Sin embargo, este abril ha sido inusualmente ventoso, pero con una característica distintiva: la ausencia de los tradicionales Vientos de Cuaresma . El investigador agregado del Centro de Pronósticos del Instituto de Meteorología de Cuba, Elier Pila Fariñas, explica que, según los datos de la estación meteorológica del aeropuerto Internacional José Martí en La Habana, durante los 21 días de abril, los vientos provenientes del norte y el este han predominado en un 63% de los casos, mientras que los del sur solo en un 21%.
Este comportamiento anómalo se debe a la persistencia de frentes fríos cerca de las latitudes cubanas, que, aunque no han tocado territorio nacional, han influido en la circulación atmosférica. Las bajas presiones extratropicales asociadas a estos frentes, combinadas con las altas presiones en el océano Atlántico, han reforzado los vientos del cuadrante nordeste, impidiendo el giro habitual hacia el sur que se observa en esta época del año.
Comparando los datos de abril de 2024 con los de años anteriores, se observa que el predominio de vientos del nordeste ha sido significativamente mayor que el promedio.

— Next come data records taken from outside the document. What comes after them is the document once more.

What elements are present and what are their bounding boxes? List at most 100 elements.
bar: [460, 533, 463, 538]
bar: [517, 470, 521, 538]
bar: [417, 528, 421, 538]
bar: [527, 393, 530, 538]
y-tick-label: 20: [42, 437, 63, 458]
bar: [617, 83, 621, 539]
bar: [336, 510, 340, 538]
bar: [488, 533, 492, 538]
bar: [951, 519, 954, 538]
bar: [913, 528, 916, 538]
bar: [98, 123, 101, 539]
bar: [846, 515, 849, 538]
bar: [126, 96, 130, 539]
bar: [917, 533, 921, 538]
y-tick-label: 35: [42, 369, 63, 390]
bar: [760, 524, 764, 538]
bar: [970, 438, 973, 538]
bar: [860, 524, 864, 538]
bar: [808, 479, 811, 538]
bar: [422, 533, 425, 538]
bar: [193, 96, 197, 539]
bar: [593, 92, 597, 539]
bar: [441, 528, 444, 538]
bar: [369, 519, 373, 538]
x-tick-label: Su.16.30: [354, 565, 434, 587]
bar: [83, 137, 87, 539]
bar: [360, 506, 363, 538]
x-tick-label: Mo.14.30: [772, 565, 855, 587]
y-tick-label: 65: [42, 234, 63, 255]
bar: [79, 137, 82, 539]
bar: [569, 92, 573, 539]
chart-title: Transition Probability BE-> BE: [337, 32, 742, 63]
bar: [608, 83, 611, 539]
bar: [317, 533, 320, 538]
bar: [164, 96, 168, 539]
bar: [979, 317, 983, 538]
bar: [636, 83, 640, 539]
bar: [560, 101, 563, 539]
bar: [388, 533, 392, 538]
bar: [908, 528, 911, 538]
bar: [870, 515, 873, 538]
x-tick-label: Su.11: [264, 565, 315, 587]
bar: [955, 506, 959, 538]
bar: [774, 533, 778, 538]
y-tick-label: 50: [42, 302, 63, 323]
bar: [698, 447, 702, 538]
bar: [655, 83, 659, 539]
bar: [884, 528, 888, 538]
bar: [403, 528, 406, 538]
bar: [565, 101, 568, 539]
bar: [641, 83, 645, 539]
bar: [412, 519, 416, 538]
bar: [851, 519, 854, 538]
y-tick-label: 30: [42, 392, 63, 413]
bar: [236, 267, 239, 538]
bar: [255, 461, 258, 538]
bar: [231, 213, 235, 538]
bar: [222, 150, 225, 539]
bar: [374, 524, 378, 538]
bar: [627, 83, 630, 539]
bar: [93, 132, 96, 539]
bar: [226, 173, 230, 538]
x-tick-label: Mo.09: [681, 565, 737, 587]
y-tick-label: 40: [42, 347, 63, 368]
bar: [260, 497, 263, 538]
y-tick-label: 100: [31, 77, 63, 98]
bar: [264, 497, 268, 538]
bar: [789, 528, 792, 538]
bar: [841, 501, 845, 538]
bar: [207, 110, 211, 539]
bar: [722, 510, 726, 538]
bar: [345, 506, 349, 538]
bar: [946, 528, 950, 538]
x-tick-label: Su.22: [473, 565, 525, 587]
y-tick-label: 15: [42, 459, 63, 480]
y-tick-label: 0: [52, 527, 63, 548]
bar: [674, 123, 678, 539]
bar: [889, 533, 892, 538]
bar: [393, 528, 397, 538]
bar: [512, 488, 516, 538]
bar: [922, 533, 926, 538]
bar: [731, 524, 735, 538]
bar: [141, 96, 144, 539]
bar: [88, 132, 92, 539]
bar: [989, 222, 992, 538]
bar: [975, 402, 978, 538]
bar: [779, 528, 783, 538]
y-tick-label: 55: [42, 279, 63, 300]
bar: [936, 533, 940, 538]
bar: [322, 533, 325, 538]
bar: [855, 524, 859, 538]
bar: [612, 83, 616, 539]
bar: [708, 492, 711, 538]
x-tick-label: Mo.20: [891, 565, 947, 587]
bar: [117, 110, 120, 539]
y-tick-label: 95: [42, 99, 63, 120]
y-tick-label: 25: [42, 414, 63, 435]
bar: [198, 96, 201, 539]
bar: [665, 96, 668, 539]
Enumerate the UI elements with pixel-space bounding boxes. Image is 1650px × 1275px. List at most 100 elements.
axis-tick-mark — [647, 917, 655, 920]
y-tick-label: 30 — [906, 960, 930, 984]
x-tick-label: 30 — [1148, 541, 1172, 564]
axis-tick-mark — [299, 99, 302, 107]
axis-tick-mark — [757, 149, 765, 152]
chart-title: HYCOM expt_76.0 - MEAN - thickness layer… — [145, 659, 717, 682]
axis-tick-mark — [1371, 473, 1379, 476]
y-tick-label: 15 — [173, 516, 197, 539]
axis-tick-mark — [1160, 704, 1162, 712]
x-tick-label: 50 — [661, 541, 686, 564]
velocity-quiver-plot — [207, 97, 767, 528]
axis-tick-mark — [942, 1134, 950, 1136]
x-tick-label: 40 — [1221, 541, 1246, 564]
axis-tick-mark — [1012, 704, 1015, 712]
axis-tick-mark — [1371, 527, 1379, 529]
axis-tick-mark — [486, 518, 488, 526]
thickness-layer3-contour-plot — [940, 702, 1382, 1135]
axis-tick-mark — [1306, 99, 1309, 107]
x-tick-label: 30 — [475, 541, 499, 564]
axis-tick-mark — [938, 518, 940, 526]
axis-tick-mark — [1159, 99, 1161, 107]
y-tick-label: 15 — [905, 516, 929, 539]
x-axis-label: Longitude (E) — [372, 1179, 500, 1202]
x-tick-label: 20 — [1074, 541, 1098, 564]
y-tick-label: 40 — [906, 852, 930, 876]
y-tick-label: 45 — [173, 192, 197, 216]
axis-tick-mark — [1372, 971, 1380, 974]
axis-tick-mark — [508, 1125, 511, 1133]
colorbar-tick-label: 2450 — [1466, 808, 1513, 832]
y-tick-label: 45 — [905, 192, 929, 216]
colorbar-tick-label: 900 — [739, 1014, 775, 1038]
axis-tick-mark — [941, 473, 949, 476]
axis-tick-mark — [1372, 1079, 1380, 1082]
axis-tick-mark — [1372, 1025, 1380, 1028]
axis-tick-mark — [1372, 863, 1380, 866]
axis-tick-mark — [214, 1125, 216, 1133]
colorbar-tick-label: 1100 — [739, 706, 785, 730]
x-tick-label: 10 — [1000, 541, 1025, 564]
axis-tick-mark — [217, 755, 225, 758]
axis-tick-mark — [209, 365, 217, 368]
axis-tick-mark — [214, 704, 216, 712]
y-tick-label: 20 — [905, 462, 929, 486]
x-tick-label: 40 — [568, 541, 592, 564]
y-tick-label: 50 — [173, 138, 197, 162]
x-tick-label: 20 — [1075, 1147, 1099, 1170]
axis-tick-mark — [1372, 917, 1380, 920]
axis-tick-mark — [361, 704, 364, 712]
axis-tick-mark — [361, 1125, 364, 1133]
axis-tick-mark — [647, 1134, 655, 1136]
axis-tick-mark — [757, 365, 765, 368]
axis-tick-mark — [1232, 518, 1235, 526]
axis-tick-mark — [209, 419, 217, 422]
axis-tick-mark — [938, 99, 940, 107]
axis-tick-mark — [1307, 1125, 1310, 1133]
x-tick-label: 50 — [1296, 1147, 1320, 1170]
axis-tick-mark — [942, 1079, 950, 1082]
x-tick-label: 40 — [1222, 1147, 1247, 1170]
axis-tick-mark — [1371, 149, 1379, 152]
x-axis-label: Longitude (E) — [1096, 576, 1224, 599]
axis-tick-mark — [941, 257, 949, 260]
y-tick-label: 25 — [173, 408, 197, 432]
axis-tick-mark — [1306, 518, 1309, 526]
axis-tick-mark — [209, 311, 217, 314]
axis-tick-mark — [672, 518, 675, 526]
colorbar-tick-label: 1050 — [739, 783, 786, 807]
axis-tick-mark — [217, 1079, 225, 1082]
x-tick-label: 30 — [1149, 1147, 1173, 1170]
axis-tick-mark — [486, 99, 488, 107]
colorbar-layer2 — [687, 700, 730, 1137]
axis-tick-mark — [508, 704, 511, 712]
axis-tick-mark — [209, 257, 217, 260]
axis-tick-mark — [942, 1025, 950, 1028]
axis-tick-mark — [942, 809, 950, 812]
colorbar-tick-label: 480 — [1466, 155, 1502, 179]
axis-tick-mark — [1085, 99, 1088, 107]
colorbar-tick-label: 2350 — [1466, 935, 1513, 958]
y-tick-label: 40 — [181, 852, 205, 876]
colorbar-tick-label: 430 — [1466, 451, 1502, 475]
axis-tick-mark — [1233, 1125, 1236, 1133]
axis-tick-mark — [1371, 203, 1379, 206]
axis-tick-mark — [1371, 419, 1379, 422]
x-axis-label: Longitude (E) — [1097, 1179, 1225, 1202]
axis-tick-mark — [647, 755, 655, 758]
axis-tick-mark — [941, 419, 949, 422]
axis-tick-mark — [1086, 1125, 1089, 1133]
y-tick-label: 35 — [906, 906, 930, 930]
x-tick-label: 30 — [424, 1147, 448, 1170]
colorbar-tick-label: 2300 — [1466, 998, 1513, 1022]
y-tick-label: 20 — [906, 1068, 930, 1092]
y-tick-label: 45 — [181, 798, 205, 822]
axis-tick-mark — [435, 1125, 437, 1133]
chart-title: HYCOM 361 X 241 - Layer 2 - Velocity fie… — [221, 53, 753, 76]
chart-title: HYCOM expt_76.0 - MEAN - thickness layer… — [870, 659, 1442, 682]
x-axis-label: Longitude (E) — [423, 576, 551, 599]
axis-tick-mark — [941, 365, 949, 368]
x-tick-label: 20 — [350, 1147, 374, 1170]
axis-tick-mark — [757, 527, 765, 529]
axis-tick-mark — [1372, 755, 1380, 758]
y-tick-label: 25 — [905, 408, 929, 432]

En 2025, este predominio alcanzó un 88%, mientras que en 2024 fue del 64%. En contraste, el promedio entre 2019 y 2023 es de un 45%, con un mínimo de 29% en 2020. Esto implica una disminución drástica de los vientos del sur, que en 2025 estuvieron presentes solo en un 8% de las observaciones, frente a un promedio del 42% entre 2019 y 2023, con un máximo de casi el 50% en 2020.
El investigador destaca que abril de 2020 fue un mes particularmente caluroso, lo que sugiere una correlación entre la dirección del viento y las temperaturas. La ausencia de los Vientos de Cuaresma en 2024 ha resultado en un abril ventoso, pero no caluroso, a diferencia de lo que suele ocurrir en esta época del año.
A pesar de la falta de los vientos del sur, la intensidad de los vientos ha sido suficiente para causar daños en algunos cultivos, como el aguacate y el mango, en ciertas zonas del país. La pregunta sobre si este comportamiento es cíclico queda abierta, aunque el análisis de los datos meteorológicos sugiere que las variaciones en la dirección del viento son influenciadas por factores atmosféricos complejos y pueden no seguir un patrón predecible.
En resumen, la Cuaresma de 2024 ha sido una excepción a la norma, con vientos predominantes del norte y el este en lugar de los tradicionales Vientos de Cuaresma del sur. Este fenómeno, atribuido a la influencia de frentes fríos y altas presiones en el océano Atlántico, ha resultado en un abril ventoso, pero no caluroso, desafiando las expectativas y poniendo en boca de todos la palabra Cuaresma , independientemente de sus creencias religiosas. La situación subraya la importancia de monitorear las condiciones meteorológicas y comprender los factores que influyen en el clima cubano para anticipar y mitigar los posibles impactos en la agricultura, la navegación y la vida cotidiana.